The ghost bike on Roxboro has a way of creeping up on a viewer. This bike is provocative for its ability to hide so easily within its environment while still representing a body. The ghost bike ought to stand out – as a white fixture on a green and brown landscape, and as a meaningful symbol of a body now gone. However, by merit of its location – slightly removed from the road – as well as its weathering process, this ghost is nearly invisible at times. Although the bike stands as a monument to a fallen cyclist and as such carries the responsibility of remembrance, this ghost bike is not immune to the elements. Its white paint is chipping with time, and the pieces of it like sections of the fabric flowers are slowly falling off to add to its surroundings.
The ghost bike is a fixture in its environment. And yet, the bike is no longer the foreign object it once was in relation to its environment, but now it is one with its setting, as we can see from the vines wrapping around its frame and the and the weather taking its toll on the bike’s condition.
Not only is the bike a fixture in its environment – it is also a very physical embodiment of an entanglement between a body and its surroundings. The bike, a monument, is representative of its history – a cyclist, his environment, and fatal circumstances. This death did not happen in a vacuum, after all. But, this is a dynamic entanglement.
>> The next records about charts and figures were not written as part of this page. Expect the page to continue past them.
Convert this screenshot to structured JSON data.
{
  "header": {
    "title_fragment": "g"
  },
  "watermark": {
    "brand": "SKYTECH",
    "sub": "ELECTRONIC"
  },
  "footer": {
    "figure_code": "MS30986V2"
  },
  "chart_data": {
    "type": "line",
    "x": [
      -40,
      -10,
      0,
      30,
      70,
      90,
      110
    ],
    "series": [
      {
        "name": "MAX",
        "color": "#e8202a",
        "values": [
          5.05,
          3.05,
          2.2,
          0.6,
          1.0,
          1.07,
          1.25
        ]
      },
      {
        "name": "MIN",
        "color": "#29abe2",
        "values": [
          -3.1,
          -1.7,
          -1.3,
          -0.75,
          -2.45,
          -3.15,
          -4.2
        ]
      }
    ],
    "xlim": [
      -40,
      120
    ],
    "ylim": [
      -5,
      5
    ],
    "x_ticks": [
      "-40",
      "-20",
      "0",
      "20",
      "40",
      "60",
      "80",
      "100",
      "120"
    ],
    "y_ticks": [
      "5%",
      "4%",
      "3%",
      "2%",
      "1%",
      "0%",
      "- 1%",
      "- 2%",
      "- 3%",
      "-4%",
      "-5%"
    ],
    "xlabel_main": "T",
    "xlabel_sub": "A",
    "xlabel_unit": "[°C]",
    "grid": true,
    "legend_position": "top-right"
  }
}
Should someone approach the bike, move it, repaint it, take it down altogether, what does this do for the environment? Should we be excluded from the bike’s narrative if we have nothing to do with the death that occurred on the corner of Roxboro and Chateau? Because that spot on the corner where a cyclist was killed won’t revert to what it was before the collision.
Both the bike’s environment and the bike itself are evidence of time passing by. The paint is chipping to reveal the formerly red exterior, and the black of tires peeks through the white. But the bike is not losing its meaning with each passing day; it cannot just revert to a bike, a non-memorial. Rather, time passes, and the bike increasingly blends, entangles, with its surroundings. What does it mean that this memorial to an injured body is wearing away? What does this mean for Tony Turner and for the space that the bike has created? This bike has a created a unique bond between a past event, a body, and the extant environment, and it has transformed the way we as viewers will consider this space. As time passes, the bike also changes with its environment, and it is still unknown how this bike’s meaning may alter with its surroundings.